In the early case of E. L. Goodsell Co. (T. D. 18078, G. A. 3880) the validity of regulations was involved. That case arose under the Tariff Act of 1894 and the issue as presented was whether certain regulations promulgated by the Secretary of the Treasury in which he prescribed the mode of proving the identity of shooks of American origin reimported in the form of boxes for oranges and lemons, were binding upon the importer. By the regulations the Secretary attempted to limit the application of the provision of the law there in question to such boxes as to which the importer had proven the identity in the manner prescribed by the Secretary. The paragraph under which the goods were claimed dutiable (216 of the Tariff Act of 1894) contained no express provision for regulations. Somerville, G. A., in holding that the regulations were not binding upon the Board of General Appraisers, used the following language:

* * * We limit our inquiry to the question of how far the Board is to be governed by this circular or regulation as a rule of evidence, and shall not pass •on its validity so far as it may be applicable to “Collectors and other Officers of Customs,” in the convenient administration of the affairs of their offices. The instructions contained in the circular do not purport to be addressed to the members of the Board, whose jurisdiction, in the classification of imported merchandise is derived from section 14 of the act of Congress known as the Customs Administrative Act (26 U. S. Stat., 131). This jurisdiction involves the authority to “hear and decide” all cases properly before it on protests filed in the time and manner prescribed by law, so far as concerns the rate and amount of duty imposed on all imported merchandise. This embraces the determination of all questions of law and fact involved in the issues legally raised by the protest, and bearing on the question of classification.

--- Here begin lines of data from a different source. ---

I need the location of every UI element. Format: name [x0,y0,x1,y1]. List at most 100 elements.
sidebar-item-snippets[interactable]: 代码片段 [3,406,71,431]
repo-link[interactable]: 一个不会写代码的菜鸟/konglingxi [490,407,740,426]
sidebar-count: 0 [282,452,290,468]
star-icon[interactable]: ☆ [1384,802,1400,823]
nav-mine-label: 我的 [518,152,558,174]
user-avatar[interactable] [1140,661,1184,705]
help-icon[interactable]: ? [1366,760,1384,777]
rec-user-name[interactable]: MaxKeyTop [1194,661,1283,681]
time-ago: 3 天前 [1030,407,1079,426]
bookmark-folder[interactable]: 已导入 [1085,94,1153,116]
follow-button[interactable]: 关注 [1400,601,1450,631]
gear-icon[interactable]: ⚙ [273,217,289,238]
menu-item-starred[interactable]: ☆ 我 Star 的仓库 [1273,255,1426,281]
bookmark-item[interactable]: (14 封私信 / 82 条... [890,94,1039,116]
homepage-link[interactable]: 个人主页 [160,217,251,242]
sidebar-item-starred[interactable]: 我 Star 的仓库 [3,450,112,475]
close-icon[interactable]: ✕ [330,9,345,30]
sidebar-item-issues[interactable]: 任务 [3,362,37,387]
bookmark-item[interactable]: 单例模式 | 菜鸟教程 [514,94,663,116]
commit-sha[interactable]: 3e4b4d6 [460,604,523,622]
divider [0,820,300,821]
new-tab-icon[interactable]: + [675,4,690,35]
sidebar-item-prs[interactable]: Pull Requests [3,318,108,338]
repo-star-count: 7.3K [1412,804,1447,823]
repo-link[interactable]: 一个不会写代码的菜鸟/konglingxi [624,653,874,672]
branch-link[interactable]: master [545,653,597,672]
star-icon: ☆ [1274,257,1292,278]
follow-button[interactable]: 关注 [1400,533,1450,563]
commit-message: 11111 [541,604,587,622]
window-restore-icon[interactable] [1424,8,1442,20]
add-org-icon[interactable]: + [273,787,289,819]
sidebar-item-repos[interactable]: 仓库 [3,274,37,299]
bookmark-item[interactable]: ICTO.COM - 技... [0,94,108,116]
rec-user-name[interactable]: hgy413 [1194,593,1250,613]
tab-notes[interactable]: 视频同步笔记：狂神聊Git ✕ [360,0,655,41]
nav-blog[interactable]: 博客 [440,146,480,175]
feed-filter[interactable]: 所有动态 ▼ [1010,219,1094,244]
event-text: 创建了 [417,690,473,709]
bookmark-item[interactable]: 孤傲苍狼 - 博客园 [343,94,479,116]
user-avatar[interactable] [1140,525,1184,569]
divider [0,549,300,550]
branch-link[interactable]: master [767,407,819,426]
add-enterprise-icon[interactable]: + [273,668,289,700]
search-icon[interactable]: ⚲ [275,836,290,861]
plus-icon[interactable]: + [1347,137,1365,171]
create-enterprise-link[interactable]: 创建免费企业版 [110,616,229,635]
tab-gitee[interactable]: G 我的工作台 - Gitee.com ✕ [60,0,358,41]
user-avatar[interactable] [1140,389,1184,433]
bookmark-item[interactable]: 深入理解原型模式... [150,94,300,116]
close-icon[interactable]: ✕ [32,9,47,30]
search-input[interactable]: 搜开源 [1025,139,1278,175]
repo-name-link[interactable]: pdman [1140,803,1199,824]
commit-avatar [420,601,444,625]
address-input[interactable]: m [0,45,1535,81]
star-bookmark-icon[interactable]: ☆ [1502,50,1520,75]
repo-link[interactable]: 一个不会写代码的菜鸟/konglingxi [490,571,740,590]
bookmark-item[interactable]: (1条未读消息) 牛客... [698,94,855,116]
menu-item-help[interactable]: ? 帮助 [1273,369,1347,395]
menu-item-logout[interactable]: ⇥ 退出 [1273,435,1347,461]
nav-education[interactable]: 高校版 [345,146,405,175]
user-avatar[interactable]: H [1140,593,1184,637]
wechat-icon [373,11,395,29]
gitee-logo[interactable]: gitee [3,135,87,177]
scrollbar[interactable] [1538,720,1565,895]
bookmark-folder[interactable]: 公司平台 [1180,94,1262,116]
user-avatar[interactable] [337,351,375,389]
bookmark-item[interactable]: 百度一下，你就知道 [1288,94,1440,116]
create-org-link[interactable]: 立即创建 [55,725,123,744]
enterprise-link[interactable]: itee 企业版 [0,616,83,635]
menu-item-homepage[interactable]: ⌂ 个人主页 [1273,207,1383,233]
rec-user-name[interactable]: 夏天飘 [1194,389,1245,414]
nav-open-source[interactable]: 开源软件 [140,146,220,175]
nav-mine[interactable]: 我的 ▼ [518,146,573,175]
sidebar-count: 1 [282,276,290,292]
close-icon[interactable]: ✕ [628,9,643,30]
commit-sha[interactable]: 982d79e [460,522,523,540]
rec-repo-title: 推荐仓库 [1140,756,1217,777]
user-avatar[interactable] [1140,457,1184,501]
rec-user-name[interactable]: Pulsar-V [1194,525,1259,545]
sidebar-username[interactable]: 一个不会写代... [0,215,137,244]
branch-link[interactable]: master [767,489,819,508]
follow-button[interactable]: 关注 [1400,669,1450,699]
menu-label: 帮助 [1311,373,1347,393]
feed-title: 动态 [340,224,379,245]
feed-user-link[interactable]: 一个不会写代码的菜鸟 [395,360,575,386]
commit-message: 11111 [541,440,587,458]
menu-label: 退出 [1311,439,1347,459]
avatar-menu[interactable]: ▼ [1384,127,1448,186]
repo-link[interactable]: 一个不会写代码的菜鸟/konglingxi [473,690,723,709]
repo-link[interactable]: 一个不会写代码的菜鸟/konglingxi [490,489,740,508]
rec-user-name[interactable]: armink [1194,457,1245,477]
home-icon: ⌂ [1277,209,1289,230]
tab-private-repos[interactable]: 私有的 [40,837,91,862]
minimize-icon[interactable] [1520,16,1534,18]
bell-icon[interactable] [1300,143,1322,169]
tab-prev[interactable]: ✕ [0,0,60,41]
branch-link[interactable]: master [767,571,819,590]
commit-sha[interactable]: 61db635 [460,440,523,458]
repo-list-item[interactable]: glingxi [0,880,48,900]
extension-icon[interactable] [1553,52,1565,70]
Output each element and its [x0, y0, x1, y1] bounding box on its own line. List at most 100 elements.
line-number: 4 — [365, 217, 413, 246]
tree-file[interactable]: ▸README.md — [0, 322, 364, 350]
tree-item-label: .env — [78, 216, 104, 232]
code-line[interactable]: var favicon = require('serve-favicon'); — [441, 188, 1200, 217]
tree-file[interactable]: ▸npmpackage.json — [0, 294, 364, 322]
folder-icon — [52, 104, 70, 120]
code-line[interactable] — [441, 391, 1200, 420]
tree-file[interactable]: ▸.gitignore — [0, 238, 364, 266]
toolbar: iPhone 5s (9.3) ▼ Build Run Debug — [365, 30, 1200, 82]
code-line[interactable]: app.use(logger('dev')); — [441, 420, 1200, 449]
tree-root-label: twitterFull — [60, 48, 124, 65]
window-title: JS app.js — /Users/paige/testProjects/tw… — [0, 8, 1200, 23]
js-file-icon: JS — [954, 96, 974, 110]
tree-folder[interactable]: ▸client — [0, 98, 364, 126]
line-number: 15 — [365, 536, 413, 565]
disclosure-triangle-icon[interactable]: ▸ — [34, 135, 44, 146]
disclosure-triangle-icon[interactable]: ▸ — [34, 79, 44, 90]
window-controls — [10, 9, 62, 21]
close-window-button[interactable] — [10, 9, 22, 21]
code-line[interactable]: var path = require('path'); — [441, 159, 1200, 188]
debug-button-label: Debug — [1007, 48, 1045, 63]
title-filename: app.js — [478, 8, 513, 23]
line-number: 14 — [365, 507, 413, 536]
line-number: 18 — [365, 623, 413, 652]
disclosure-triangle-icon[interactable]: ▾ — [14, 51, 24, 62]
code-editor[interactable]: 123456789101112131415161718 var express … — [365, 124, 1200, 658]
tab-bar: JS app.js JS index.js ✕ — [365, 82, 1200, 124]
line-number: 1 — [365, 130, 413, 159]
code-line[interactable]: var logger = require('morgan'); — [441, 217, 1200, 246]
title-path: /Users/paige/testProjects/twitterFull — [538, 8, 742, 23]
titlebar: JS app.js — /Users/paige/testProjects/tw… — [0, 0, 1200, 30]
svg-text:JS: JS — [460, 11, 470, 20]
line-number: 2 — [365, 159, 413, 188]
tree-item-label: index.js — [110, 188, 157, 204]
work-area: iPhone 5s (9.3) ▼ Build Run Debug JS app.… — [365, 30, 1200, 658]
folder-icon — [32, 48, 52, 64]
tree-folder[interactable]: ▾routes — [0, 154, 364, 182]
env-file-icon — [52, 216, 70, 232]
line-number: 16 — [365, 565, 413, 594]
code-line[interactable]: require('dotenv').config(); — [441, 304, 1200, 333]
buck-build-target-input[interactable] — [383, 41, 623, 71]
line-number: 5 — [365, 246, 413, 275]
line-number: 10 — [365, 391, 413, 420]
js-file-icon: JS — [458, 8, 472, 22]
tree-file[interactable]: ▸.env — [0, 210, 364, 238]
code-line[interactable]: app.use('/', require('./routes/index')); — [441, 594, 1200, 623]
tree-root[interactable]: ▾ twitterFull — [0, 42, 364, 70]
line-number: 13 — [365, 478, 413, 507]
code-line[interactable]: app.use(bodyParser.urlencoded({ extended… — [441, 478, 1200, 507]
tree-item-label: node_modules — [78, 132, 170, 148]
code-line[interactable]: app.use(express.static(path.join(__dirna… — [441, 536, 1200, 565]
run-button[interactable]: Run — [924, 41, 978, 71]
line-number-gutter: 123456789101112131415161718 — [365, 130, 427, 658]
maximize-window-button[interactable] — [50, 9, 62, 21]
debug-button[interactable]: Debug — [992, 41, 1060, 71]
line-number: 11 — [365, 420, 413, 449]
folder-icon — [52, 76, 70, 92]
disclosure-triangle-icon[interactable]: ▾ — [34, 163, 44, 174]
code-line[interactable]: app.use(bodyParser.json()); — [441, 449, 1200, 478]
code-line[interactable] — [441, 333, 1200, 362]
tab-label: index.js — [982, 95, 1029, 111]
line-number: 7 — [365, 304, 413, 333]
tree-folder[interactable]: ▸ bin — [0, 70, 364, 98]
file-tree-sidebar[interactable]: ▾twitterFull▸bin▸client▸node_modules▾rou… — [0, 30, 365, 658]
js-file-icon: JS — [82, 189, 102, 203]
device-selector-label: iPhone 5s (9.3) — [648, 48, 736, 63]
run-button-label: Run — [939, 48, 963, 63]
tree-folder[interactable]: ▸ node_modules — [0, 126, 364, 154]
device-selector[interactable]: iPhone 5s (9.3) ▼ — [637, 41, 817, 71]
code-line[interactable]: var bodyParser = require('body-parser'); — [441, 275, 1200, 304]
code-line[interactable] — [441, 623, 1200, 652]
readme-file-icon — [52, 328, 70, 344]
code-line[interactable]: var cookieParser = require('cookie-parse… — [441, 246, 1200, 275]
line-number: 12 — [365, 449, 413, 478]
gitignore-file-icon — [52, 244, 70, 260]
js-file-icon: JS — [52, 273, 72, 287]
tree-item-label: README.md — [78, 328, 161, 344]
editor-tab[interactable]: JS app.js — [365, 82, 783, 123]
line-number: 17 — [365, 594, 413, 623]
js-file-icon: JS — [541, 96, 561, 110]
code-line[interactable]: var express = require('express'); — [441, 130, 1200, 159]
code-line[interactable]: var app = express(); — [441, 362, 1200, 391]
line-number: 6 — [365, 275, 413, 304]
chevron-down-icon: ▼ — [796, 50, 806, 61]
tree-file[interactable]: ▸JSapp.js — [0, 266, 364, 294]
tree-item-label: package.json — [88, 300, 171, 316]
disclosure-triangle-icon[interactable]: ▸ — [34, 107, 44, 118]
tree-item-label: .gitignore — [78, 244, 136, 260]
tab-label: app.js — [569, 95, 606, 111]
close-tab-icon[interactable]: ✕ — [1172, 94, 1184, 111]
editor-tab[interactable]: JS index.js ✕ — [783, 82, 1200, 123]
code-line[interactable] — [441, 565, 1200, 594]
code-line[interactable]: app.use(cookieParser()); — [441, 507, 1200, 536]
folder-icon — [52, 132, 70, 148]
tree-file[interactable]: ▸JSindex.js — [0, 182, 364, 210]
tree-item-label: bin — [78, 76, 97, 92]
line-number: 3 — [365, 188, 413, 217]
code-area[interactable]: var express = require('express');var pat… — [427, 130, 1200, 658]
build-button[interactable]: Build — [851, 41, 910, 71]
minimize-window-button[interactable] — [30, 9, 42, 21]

It was further held in that case that the provision of the statute there considered did not authorize regulations and therefore, under the decisions, the regulations made by the Secretary were not designed by the Department to furnish an exclusive method of proving the identity of the merchandise there involved so far as to supersede the ordinary rules of evidence uniformly followed in analogous cases.

In the case of Pascal v. Sullivan, 21 Fed. 496, the court also had under consideration the legality of a regulation of the Treasury Department requiring a certificate of the owner of the spring from which imported mineral waters were obtained, as to the character of such waters in order to obtain free entry. The court held that this regulation was unreasonable and of no legal validity as a binding rule of evidence on the courts.

The Pascal case among others was cited by Somerville, G. A., in the Goodsell Co. case, supra, and the court further stated:

The following court decisions fully sustain the view that it is not the office of a treasury regulation to introduce conditions or limitations into customs laws which may unreasonably operate to defeat the rights of importers conferred unconditionally by an act of Congress; Siegfried v. Phelps, 40 Fed. Rep., 660; Merritt v. Welsh, 104 U. S., 694; Campbell v. United States, 107 U. S. 407; Balfour v. Sullivan, 17 Fed. Rep., 231; Bank v. Secretary of Treasury, 76 Fed. Rep., 743, 749.

We find the reasoning of the court in the Goodsell case, supra, very persuasive in the case now before us. While we do not pass upon the question of the authority of the Secretary of the Treasury to make regulations governing the administrative practice of collector’s offices under the general authority granted by section 624 of the Tariff Act of 1930, nevertheless section 514, supra, gives no specific authority for such regulations. Therefore the attorney herein is entitled to a hearing before this court at which time he may produce proof of his authority to file the protest which the collector rejected, or, in the alternative, that his action in filing the original protest has been ratified by his principal, in order that he may have his day in court on the merits of his claim.

We therefore sustain the claim of the plaintiff to that extent. Judgment will be rendered accordingly. It is so ordered.